My father died when I was six months old in Vietnam. I was raised by my mother for three years alone. We lived with my great grandparents. I've explored my personality and how those three years without a father affected me.
And they did. I'd be lying if I didn't tell you they didn't. Would it be better for every child in the world to grow up in a nurturing, loving, safe, secure household with two parents? It doesn't matter if it's a mom and dad, if you ask me, but a nurturing household with love and support?
Yes, of course. Do I think government can incentivize that or make that happen? No, I do. This is my argument, Chris, is we have to start rebuilding communities.
And I think that starts with rebuilding the foundation. So the people have a chance that we have healthcare and housing, education for all. And that way we have to raise the foundation. We can change that.
But here's the other thing. When I, after October 7th, what happened in Israel, I got a lot more texts and calls. This is before I declared my candidacy for president. I got more texts and calls for my Republican colleagues who are saying I got in my mind.
I'm so horrified about what happened in Israel and I know the Jewish de-ass era must be suffering. I only got two from my Democratic colleagues. And then when I went back for votes after declaring my campaign for president, my Democratic colleagues greeted me warmly. My Republican colleagues came up to me and looked me in the eyes and said, man, your courage.
I got to tell you, wow.
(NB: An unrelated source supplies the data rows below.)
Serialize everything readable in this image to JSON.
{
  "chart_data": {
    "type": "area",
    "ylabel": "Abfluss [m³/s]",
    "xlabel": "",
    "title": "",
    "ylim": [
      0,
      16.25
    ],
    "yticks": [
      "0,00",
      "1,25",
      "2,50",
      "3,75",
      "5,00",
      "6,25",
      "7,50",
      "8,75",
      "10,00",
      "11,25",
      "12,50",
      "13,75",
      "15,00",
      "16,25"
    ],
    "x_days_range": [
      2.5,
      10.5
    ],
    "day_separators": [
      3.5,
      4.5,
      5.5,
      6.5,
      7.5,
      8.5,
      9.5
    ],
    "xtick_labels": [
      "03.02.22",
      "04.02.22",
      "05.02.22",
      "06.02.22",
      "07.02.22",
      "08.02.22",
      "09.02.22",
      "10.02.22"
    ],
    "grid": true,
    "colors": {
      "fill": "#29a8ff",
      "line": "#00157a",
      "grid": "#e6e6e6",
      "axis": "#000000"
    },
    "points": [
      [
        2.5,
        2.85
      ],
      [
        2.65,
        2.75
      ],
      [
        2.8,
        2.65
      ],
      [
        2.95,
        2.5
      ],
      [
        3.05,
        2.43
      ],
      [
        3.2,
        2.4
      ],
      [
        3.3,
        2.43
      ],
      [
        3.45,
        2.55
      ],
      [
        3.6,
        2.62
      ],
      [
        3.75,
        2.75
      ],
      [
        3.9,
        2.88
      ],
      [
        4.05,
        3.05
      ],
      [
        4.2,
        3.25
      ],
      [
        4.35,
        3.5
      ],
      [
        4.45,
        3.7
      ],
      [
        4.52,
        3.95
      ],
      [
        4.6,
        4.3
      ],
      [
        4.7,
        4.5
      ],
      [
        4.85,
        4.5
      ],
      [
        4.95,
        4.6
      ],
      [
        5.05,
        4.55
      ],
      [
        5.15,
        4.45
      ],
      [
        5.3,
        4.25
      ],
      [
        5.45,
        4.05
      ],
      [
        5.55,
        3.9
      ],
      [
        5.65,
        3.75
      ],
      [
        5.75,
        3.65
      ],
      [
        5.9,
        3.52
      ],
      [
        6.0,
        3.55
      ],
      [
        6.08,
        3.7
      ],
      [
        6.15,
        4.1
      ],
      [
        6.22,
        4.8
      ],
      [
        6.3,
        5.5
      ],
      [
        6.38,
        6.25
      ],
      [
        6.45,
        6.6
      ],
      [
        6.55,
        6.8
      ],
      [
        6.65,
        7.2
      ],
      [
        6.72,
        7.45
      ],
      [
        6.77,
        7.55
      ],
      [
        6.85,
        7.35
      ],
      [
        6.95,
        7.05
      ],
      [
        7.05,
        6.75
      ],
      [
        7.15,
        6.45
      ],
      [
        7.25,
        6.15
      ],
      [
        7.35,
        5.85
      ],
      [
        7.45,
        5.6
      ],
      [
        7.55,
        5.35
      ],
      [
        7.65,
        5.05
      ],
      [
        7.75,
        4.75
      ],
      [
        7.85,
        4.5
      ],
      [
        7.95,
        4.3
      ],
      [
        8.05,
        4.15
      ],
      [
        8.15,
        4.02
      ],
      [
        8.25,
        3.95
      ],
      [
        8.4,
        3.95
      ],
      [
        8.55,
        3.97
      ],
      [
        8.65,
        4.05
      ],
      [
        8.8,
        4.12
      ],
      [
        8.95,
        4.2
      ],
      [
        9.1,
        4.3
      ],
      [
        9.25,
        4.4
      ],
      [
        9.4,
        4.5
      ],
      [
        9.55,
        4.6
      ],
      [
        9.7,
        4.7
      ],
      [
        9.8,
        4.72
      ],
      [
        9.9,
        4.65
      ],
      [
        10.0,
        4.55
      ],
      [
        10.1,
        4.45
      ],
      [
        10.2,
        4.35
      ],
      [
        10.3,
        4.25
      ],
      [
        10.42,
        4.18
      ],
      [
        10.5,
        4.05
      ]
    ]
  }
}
And I got, so what you just said is I'm human. You know, I'm adept enough and mature enough and have enough life experience to process some of these circumstances. So I'm not becoming a Republican tomorrow, but I see exactly what you just shared in practice as a human being.
And when you drive people out of your tribe, of course, they're going to affiliate with the other side. Liz Cheney did that with us. When she was pushed out of the Republican conference, she started hanging out on our side. And you know what?
She started voting with us a little bit more. And you know what? I did an advertisement for her last campaign. I saw her principal on full display.
So all I'm saying is there's a lot of truth out there, but you got to dig for it and you got to open your heart and mind and my goodness. I'm learning things every day. Some things that I kind of thought were true. Other things that have shocked me because I was on the totally wrong side effect.
And it's been a joyful experience. I just want to maybe end with that because I got to get running, Chris, but if I have a message for anybody, look beyond, go broad, right? Not just in your reading and your, your googling and your, your podcasting, but find people and do things that open your mind and make you see things differently and, and lead with decency. And if we all did that, just a little bit better, my goodness, the things we can do.
We can learn in the places we can go. And I can't wait to help lead us there. Dean Phillips, I appreciate you. Thank you very much.
Thank you. And as I do you, Chris, be well and keep the faith.